July 24 – In the Wolves’ 17-5 smattering of the Capitals, all their starting position players have multiple base hits, and all but one each score and drive in a run. INF/RF Jose Castro (.324, 7 HR, 42 RBI) and OF Brian Way (.260, 2 HR, 31 RBI) both land three hits, three RBI, and score three runs.
Complaints and stuff
Three hits didn’t help Jimmy Wallace on Sunday – since nobody ahead of him reached base, ever, he didn’t get to add to his mad RBI tally this week and remained stuck at *15*. He appropriately was named Player of the Week in the Continental League for the first time in his career, cracking .520 (13-for-25) with two dingers (one slam) and those 15 guys scored.
I see potential for Bernie Chavez. Maybe not of the Jonny Toner level, or even the Nick Brown level, but he reminds me of Mark Roberts. Very good stuff, strong command over all his pitches, and occasionally he will throw it somewhere that makes you sit there with mouth agape wondering how the **** he could think throwing it there would be a good idea and – oh my – that sounds like my car alarm coming from the parking lot behind centerfield.

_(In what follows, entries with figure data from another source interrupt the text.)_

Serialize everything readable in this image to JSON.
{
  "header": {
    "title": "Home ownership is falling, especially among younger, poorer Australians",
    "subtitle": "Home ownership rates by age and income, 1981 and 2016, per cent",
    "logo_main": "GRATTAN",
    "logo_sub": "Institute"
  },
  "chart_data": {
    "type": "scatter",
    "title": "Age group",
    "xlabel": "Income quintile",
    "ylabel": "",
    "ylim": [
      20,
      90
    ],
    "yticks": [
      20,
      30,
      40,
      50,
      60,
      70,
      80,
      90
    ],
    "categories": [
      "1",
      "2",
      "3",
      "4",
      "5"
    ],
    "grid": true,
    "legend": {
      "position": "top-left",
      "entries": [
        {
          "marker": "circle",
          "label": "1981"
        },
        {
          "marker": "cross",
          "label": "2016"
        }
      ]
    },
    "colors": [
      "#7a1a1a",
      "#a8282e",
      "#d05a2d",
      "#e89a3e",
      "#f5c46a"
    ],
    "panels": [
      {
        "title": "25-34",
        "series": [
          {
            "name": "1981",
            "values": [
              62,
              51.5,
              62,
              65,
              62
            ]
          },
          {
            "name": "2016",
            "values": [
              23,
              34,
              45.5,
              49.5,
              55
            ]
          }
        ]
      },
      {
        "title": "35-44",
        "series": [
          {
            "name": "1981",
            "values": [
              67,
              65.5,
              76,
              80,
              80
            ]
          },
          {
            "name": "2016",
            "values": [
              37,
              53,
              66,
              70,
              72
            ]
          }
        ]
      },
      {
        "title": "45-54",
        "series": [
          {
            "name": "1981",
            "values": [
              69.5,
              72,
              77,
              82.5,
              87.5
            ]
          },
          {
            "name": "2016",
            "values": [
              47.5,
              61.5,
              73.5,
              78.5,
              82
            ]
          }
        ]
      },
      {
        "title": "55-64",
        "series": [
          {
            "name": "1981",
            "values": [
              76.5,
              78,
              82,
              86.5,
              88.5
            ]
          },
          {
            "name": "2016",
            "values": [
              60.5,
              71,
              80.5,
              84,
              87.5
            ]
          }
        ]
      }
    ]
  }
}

I see no potential for Ernie Quintero … at least in the Coons organization. The Falcons signed him for almost $800k. I couldn’t come up with the funds to make another offer.
SP Ernie Quintero - $700,000 – NOPE
CF Jesus Maldonado - $466,000 – SIGNED
1B Damian Salazar - $22,000 – SIGNED
SP Fiorenzo DeSanctis - $15,000 – SIGNED
SP Alex Vazquez - $8,000 – SIGNED
TOTAL – $511,000 SIGNED
Next week, Knights and Falcons on a Southeast Tour. Also the trade deadline, but I don’t see anything happening.
Fun Fact: 38 years ago today, the Coons’ Jorge Salazar doled out six base hits in a 7-5 win in Milwaukee.*
That was five singles, a double, and one run driven in. Jason Turner started the game for Portland in his decline and was done after five innings of 3-run ball. Salazar’s sixth hit didn’t come until the deciding 11th inning before he was driven in on a 2-run double by Cam Green. Matt Higgins also chipped in an RBI single. Jackie Lagarde *tried* to blow the 7-4 lead in the bottom 11th, but only gave up one run before ending the game with a punchout against Gates Golunski.
Golunski – awesome name – spent eight years in the majors, seven of them with the Loggers. A career .248 batter with 46 homers in a power position, he didn’t necessarily help them back then. Salazar won four Gold Gloves and was an All Star three tims in a 16-year career for four teams, Portland being the third stop. He was around for almost all our 1989-1996 dynasty, signing in prior to the 1990 season, and was traded to Pittsburgh in the 1997 collapse. He hit .284 with 23 homers and 648 RBI for his career, but that’s fine for a shortstop. For Portland, he hit .296/.362/.372 with 12 HR and 349 RBI.
…and then there’s Jackie Lagarde, the prototype erratic right-hander that spent most of his 12-year career with the Coons, but in two stints separated by him winding up for the damn Elks. He went 40-44, with 85 saves and a 3.07 ERA. Walks were always his problem, he usually doled out four per nine innings, and sometimes (1995) six…
*This game predates me posting daily lineups, so it’s not available here.